Horris suddenly regretted coming back, thinking that perhaps Biggar had been right after all. What sort of madness was this that they had embraced in releasing the monster? It had been imprisoned in the Tangle Box, and it had tricked them into freeing it, using Biggar as channeler, Horris as conjurer, both as instruments for picking the locks that held it chained. Horris Kew understood in the most secret part of his heart that nothing he had done in creating Skat Mandu had ever really been his idea—it had all come from the thing in the Tangle Box, the thing that had been locked within the fairy mists, dispatched into exile just as they had been, and consigned to oblivion except for a fate that had brought Horris and Biggar to its unwitting rescue.

“What are we doing here?” Biggar piped up suddenly, a frightened stiffness in his reedy voice.

“What I tell you to do,” the voice hissed. Skat Mandu came out of the gloom, rising up like a cloud of smoke that had somehow coalesced into a vaguely familiar but not yet complete form. Its smell drove Horris and Biggar back a step in response, and its laugh was low and satisfied. It rippled like fetid water as it shifted about, and they could hear the hiss of its breathing in the sudden silence. It was huge and fat and dominant, and it had the feel of something ancient and terrible.

“I am called the Gorse,” the monster whispered suddenly. “I was of the people who live within the fairy mists, one of their own until I was trapped and confined centuries ago, imprisoned in the Tangle Box for all time. I was a sorcerer of great power, and I will be so again. You will help me.”

Horris Kew cleared his throat. “I don’t see what we can do.”

The Gorse laughed. “I will be your eyes, Horris Kew.
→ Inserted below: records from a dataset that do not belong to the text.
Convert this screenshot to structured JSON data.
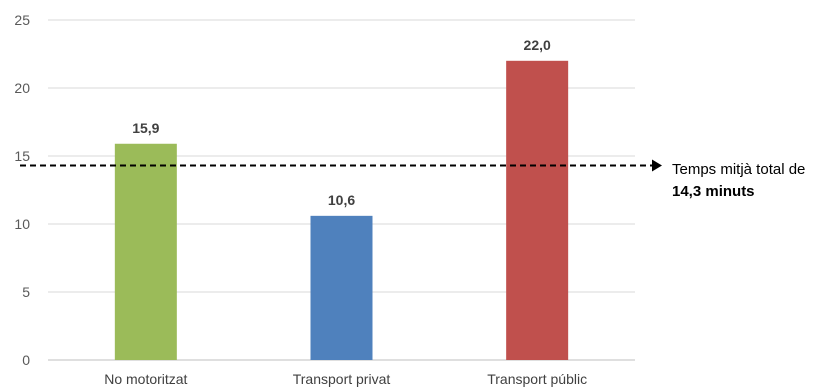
{
  "chart_data": {
    "type": "bar",
    "categories": [
      "No motoritzat",
      "Transport privat",
      "Transport públic"
    ],
    "values": [
      15.9,
      10.6,
      22.0
    ],
    "value_labels": [
      "15,9",
      "10,6",
      "22,0"
    ],
    "colors": [
      "#9bbb59",
      "#4f81bd",
      "#c0504d"
    ],
    "ylim": [
      0,
      25
    ],
    "yticks": [
      0,
      5,
      10,
      15,
      20,
      25
    ],
    "ytick_labels": [
      "0",
      "5",
      "10",
      "15",
      "20",
      "25"
    ],
    "grid": true,
    "reference_line": {
      "value": 14.3,
      "style": "dashed",
      "label_line1": "Temps mitjà total de",
      "label_line2": "14,3 minuts"
    }
  }
}
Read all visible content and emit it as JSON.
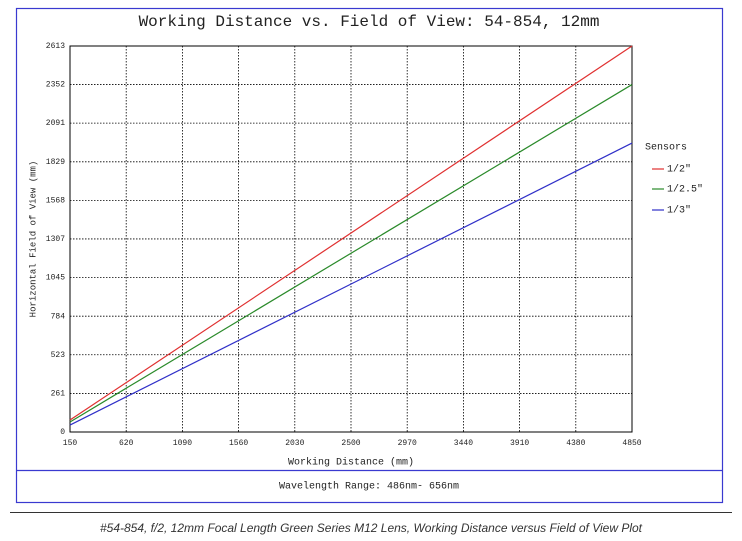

I see you better than you see yourself. You are angry at losing what you had in that other world, but what you want most lies here. You are frightened at what has been done to you, but the courage you lack can be supplied by me. Yes, I manipulated you. Yes, you were my cat’s paw. You will be again, you and the bird both. This is the way of things, Horris. The people of the fairy mists bound me within the Tangle Box with spells that could not be undone from within, but only from without. Someone had to speak them, and I chose you. I whispered the incantations in your mind. I guided your conjuring steps. One by one you spoke the spells of Skat Mandu. One by one you turned the keys to the locks that held me bound. When I was ready to come out, I made the bird confess that Skat Mandu was a charade so that you would be forced to flee. But your escape could only be managed by setting me free. But do not despair. It was as it should be, as it was meant to be. Fate has bound us one to the other.”

Horris wasn’t sure he liked the sound of that, but on the other hand he was intrigued in spite of himself with the possibility that there might be something in this for him. “You have a plan for us?” he asked cautiously.

“A very attractive plan,” the Gorse whispered. “I know of your history, the both of you. You, Horris, were exiled for your vision of what conjuring should be. The bird was exiled for being more than his creator had expected.”

Oddly enough, Horris and Biggar found themselves in immediate agreement with this assessment (although Biggar didn’t much care for constantly being referred to as “the bird”).

“You were embarrassments and nuisances to those who pretended friendship toward you but in truth feared you and were jealous of you. Such is the nature of the creatures against whom we stand.” The Gorse eased back ponderously into the gloom, smoke, and shadow along the rock. The movement produced a sort of scraping sound, like a knife trimming fish scales. It should not have been possible with something that appeared to be so insubstantial. “Wouldn’t you like to gain a measure of revenge on these fools?” the Gorse demanded.